The handler would be a bit like:



using UnityEngine;
using System.Collections;
public class PlayerHandler : MonoBehaviour {

public List<GameObject> players = new List<GameObject>();

void Start()
{
    players = new List<GameObject>();
}

public void createPlayer()
{
    GameObject player = Instantiate(playerPrefab) as GameObject;
    players.Add(player);
}

}


And then the player, as part of the prefab, a bit like:



using UnityEngine;
using System.Collections;

public class player : MonoBehaviour {

    public int charisma;

    void Awake()
    {
        charisma = 0; // Or whatever initial value
    }
}


You can then iterate through all the elements in the players list and access the public value of charisma.



foreach (GameObject player in players) {
    Debug.log("Charisma is " + player.charisma);
}


And then in the class for each player object (instance of the prefab) you can access the values defined in the class without having to specify the object.

I hope that helps.
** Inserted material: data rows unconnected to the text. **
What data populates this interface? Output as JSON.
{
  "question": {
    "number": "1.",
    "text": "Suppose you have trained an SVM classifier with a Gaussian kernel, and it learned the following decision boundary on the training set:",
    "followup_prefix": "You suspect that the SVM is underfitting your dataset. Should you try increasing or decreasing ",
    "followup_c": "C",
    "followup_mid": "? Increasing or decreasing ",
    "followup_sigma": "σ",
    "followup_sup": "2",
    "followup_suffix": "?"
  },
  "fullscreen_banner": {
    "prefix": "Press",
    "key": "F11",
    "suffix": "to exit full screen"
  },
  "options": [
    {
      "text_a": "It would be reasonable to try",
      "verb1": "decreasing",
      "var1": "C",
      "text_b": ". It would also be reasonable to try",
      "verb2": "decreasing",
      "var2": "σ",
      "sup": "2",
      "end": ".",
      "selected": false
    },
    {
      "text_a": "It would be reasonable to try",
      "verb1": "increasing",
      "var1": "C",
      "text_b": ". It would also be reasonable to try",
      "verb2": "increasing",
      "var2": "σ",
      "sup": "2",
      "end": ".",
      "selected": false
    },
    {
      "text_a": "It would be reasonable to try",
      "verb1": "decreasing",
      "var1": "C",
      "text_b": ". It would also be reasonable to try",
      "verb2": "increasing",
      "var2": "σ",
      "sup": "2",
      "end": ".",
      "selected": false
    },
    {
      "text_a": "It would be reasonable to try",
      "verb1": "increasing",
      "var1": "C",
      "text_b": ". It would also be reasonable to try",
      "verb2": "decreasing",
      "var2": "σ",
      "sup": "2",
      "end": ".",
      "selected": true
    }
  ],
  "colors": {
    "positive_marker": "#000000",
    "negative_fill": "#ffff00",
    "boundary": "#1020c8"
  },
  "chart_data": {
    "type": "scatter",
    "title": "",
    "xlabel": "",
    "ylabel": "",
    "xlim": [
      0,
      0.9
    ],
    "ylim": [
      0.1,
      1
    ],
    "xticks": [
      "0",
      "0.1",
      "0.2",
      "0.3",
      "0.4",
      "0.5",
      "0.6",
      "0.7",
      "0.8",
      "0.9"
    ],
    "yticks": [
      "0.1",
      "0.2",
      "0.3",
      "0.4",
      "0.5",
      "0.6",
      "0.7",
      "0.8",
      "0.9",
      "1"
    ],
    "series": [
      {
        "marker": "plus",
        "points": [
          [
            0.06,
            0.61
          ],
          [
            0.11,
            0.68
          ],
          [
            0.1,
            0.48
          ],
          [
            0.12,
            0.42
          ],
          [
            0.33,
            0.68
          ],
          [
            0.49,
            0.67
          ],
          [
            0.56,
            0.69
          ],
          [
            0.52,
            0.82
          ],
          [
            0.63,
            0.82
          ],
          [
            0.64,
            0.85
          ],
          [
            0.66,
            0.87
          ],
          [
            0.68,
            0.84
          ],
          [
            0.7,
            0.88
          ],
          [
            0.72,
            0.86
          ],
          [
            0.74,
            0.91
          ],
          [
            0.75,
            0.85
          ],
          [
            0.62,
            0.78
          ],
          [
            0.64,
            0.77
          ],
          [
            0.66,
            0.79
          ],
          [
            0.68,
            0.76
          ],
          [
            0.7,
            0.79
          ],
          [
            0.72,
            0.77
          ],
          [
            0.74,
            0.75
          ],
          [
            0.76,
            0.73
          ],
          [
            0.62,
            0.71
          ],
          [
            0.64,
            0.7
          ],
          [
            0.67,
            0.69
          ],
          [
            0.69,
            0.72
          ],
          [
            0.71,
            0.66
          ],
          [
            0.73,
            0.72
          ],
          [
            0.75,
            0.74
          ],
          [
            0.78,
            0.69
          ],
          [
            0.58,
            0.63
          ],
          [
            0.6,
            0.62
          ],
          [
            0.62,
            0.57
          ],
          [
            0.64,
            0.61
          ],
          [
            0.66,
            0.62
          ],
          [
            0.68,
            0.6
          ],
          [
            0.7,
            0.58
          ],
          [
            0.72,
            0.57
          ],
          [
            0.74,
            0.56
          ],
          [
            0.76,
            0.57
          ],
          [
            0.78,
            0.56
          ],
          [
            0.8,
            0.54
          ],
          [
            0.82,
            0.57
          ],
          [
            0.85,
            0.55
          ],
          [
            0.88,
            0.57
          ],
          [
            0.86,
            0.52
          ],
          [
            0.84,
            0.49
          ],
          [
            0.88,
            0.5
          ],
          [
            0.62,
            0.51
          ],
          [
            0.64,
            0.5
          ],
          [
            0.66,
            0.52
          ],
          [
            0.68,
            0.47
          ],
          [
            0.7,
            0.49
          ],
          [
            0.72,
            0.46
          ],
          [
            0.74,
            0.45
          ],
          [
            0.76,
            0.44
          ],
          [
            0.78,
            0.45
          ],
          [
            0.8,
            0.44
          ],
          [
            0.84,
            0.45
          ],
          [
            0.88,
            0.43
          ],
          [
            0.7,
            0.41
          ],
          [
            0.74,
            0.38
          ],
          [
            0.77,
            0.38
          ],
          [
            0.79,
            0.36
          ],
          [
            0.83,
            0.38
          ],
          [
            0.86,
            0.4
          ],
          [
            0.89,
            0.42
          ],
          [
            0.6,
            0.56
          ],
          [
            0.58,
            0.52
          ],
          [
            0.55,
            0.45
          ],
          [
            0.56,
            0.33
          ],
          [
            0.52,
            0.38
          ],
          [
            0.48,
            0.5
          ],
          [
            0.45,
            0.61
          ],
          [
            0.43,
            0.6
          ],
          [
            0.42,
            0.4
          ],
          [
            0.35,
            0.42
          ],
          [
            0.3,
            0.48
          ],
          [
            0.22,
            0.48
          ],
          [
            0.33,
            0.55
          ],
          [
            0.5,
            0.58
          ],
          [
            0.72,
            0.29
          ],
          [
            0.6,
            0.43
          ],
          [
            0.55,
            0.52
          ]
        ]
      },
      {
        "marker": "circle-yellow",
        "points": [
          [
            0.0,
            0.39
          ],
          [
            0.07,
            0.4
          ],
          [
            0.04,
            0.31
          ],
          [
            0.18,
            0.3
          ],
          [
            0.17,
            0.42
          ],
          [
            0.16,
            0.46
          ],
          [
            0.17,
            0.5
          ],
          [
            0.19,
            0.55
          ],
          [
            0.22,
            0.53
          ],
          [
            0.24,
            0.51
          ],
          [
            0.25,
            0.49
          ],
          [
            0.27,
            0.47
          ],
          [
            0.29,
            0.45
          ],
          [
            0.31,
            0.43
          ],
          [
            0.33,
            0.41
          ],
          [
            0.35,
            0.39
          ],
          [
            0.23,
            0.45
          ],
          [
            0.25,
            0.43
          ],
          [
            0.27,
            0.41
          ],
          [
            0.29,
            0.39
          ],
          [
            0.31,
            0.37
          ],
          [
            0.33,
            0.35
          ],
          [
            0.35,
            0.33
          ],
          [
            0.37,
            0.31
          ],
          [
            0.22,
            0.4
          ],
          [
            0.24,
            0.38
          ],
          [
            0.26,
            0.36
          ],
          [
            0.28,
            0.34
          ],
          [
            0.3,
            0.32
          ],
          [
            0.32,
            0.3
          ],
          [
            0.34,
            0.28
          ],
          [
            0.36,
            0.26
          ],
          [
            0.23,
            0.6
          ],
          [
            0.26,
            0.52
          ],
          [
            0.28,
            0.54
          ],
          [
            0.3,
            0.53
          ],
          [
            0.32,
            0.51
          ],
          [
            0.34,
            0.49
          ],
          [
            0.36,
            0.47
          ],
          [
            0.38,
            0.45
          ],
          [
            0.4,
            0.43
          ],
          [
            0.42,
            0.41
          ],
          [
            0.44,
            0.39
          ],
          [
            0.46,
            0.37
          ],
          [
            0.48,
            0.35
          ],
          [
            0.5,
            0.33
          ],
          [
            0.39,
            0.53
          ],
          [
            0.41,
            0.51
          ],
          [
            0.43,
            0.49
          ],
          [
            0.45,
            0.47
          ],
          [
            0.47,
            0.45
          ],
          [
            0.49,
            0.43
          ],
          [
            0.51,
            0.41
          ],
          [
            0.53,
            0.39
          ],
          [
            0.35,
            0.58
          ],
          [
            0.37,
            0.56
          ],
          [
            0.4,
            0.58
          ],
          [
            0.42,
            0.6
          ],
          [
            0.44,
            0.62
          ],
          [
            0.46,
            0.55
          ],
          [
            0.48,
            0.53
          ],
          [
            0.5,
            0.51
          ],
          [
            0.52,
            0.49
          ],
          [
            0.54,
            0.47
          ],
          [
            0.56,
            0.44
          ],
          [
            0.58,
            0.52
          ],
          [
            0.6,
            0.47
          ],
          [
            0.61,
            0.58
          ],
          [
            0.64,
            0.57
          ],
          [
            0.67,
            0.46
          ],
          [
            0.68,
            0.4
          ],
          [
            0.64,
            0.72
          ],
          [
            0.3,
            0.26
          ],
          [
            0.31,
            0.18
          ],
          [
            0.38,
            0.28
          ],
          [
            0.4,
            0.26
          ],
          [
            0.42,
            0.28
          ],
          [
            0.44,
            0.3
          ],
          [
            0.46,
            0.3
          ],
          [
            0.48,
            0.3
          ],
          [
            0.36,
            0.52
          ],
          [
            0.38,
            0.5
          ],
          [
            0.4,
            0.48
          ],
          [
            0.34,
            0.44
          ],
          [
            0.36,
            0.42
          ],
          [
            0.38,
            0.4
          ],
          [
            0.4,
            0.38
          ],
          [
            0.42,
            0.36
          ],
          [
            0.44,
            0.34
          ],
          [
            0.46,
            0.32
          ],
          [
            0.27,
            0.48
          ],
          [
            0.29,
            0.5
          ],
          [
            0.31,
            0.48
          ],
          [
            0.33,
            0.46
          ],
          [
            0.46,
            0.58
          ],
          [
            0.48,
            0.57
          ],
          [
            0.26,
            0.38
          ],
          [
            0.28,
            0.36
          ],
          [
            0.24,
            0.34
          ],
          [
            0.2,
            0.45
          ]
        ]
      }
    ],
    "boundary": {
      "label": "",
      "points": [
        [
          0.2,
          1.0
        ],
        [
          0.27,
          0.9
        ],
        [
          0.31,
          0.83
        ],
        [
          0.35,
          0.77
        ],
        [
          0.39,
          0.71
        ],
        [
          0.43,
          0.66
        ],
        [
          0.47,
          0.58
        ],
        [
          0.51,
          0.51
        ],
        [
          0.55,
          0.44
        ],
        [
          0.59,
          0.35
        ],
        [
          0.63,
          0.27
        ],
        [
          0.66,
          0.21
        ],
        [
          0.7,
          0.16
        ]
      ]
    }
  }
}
All coding done from memory as I am at work.

Oh and if you want to access the players list from a completely different object, you could store a reference to the Handler in your object when it is instantiated (you should only do this really at startup as searching is intensive) and do something like this.

This is a script that would be attached to another GameObject in your scene. It assumes that the PlayerHandler class is attached to a GameObject called “Scripts”.



using UnityEngine;
using System.Collections;

public class ClassAttachedToOtherObject : MonoBehaviour {

    private PlayerHandler playerHandler;

    void Start () 
    {
        playerHandler = GameObject.FindGameObjectWithTag("Scripts").GetComponent<PlayerHandler>();
    }

    public void logCharisma()
    {
        foreach (GameObject player in playerHandler.players) {
            Debug.log("Charisma is " + player.charisma);
        }
    }
}



I think. Try it!

Oh, I forgot. If using List I think you need to add this at the top of the script:



using System.Collections.Generic;


Be careful; while this works with an array of a struct, I don’t think it will work if characters is defined as a List.

Instead, to change characters[10].strength to 18, you have to do something like:



Character C = characters[10];
C.strength = 18;
character[0] = C;


Note that you can use characters[10].strength to read the value; you just can’t use it to change the value.